KIRÂATLER MES’ELESİ (12) PDF 
Cuma, 28 Mayıs 2021 00:00

KIRÂATLER MES’ELESİ (12)

(...dünden devam)

Urve’nin rivayetine göre Hz. Âişe’ye: لَكِنِ الرَّاسِخُونَ فِى الْعِلْمِ مِنْهُمْ” (Nisa: 98/162) âyetinde “الْمُقِيمُون”nin, “الرَّاسخون”a atfen merfu okunması gerekirken mansubolarak “المقيمين” yazılmış olmasını, Mâide Sûresinde:إنَّ الَّذين آمنوا والَّذين هادوا وَالصَّابِئون” (Bakara: 92/62, Mâide: 69) âyetindeki (إنَّ)nin ismine bağlı olarak “الصابئين” yazılması gerekirken merfû‘ yazılmış olmasını; Tâhâ Sûresinin إنَّ هَذَانِ لَسَاحِرانِ” (45/63) âyetinde (إنَّ)nin ismi olan “هذان”nin mansûb olarak “هَذَيْنِ” şeklinde yazılması gerekirken merfû yazılmış olmasını sormuşlar; “Bu, yazanın hatâsıdır” diye cevap vermiştir.

Hz. Âişe ve Osman’dan rivayet edilen sözlerden dolayı Ebû ‘Amr ibn el-‘Alâ ve Îsâ ibn Ömer: “إنَّ هَذَيْنِ لسَاحِرَان” okumuşlardır. Âsım el-Cahderî ise âyetleri resmî Mushafın imlâsına göre yazar, fakatإنَّ هذَيْن لَسَاحِران”, “وَالْمُقِيمِين الصلوةyi والمقيمون”, “إنَّ الَّذين آمنُوا وَالَّذين هادوا والصابِئون yi “والصابئين “, Bakara Sûresindeki والصَّابِرون فى البَأساء والضَّرَّاء” (92/177) yi “والصابرين” okurmuş.

İlginç bir husus: Haccâc’ın, Âsım ibn Rumh ve Alî ibn Asma‘ı görevlendirip Mushafları taramalarını, Osman Mushafına aykırı buldukları bütün mushafları kesip sahiplerine altmışar dirhem vermelerini emretmiş olmasıdır.

Abdullah ibn Mes‘ûd: “Ben Allah Elçisi’nin ağzından yetmiş sûre aldım. Allah’ın Elçisi(s.a.v.)in ağzından aldığımı bırakır mıyım hiç?” demiş (el-Fethu’r-Rabbânî: 18/35). Böylece Zeyd’in derlediği Osman Mushafına dönmemiş, kendi Mushafına bağlı kalmıştır.
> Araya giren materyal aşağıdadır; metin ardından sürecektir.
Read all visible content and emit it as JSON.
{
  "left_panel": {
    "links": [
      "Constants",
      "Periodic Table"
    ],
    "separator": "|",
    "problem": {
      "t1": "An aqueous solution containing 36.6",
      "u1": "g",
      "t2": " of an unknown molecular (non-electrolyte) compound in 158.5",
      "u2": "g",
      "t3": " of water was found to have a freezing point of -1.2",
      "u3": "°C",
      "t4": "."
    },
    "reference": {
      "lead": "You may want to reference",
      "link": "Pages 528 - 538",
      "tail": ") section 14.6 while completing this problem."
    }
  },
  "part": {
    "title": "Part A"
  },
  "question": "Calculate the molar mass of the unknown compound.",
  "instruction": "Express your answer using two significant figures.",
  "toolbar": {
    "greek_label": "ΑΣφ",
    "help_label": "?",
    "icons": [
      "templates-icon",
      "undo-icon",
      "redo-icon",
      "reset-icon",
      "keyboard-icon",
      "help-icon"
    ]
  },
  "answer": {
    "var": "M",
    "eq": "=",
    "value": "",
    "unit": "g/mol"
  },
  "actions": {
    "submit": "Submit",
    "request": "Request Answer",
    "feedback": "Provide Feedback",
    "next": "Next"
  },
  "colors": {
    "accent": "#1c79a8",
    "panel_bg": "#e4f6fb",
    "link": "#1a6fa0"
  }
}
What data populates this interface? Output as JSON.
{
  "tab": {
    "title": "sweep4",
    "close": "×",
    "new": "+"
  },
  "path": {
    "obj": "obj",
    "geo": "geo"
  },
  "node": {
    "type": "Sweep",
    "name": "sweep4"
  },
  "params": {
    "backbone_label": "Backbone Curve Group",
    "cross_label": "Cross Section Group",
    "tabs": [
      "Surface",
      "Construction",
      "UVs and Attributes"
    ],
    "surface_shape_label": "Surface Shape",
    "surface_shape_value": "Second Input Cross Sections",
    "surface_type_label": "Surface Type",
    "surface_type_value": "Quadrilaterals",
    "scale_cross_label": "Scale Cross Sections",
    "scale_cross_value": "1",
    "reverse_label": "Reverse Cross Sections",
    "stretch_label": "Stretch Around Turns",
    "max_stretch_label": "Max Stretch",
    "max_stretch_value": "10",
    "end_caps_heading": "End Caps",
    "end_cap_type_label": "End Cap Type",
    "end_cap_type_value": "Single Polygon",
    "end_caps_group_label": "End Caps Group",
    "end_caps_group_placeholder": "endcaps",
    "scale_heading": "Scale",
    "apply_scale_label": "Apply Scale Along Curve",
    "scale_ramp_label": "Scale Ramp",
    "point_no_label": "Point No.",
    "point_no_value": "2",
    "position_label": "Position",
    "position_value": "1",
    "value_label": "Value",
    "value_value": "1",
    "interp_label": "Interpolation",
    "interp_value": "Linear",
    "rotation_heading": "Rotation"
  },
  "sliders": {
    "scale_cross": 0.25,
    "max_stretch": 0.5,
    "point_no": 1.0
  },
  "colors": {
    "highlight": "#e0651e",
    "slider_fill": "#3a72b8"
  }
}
Hz. Alî ve Abdullah ibn Abbâs: أَفَلَمْ يَيْئسِ الَّذِين آمنُوا أنْ لَوْ يَشَاءُ اللهُ لَهَدَى النَّاسَ جَمِيعًا” (Ra‘d: 87/31) âyetini “أَفَلَمْ يَتَبَيَّنِ الَّذِينَ آمَنُوآ” okumuşlardır. Abdullah ibn Abbâs’a, âyetin “أَفَلَمْ يَيْئسِ” şeklinde yazılmış olduğunu söylemişler; “Sanıyorum kâtip uyuklayarak öyle yazmış(hemze ilâve etmiş)tir” demiştir (Kurtubî, el-Câmi‘: 9/320). Abdullah ibn Mes‘ûd: فَصِيَامٌ ثلَاثَةِ أَيَّامٍ” (Mâide: 110/89) âyetini “مُتَتَابِعَات” ilâvesiyle “ فَصِيَامٌ ثلَاثَةِ أَيَّامٍ مُتَتابِعاتٍ” şeklinde okumuştur (el-Câmi‘: 6/283).

Abdullah ibn Mes‘ûd ve Ebû’d-Derdâ: وَمَا خَلَق الذَّكَرَ وَالأُنْثَى” (Leyl: 9/3) âyetinden “وَمَا خَلَق” düşürerek “وَالذَّكَرَ وَالأُنْثَى” (Kurtubî, el-Câmi’: 20/81; İbnu’l-Arabî, Ahkâmu’l-Kur’ân: 2/309); Hz. Ömer ve Abdullah ibn Mes‘ûd, Cum‘a Sûresindeki: فَاسْعَوْا إلَى ذِكْرِ اللهِ âyetini “فَامْضُوا إلَى ذِكْرِ اللهِ” okumuşlardır (Kurtubî, el-Câmi‘: 13/102; el-Burhân: 1/215).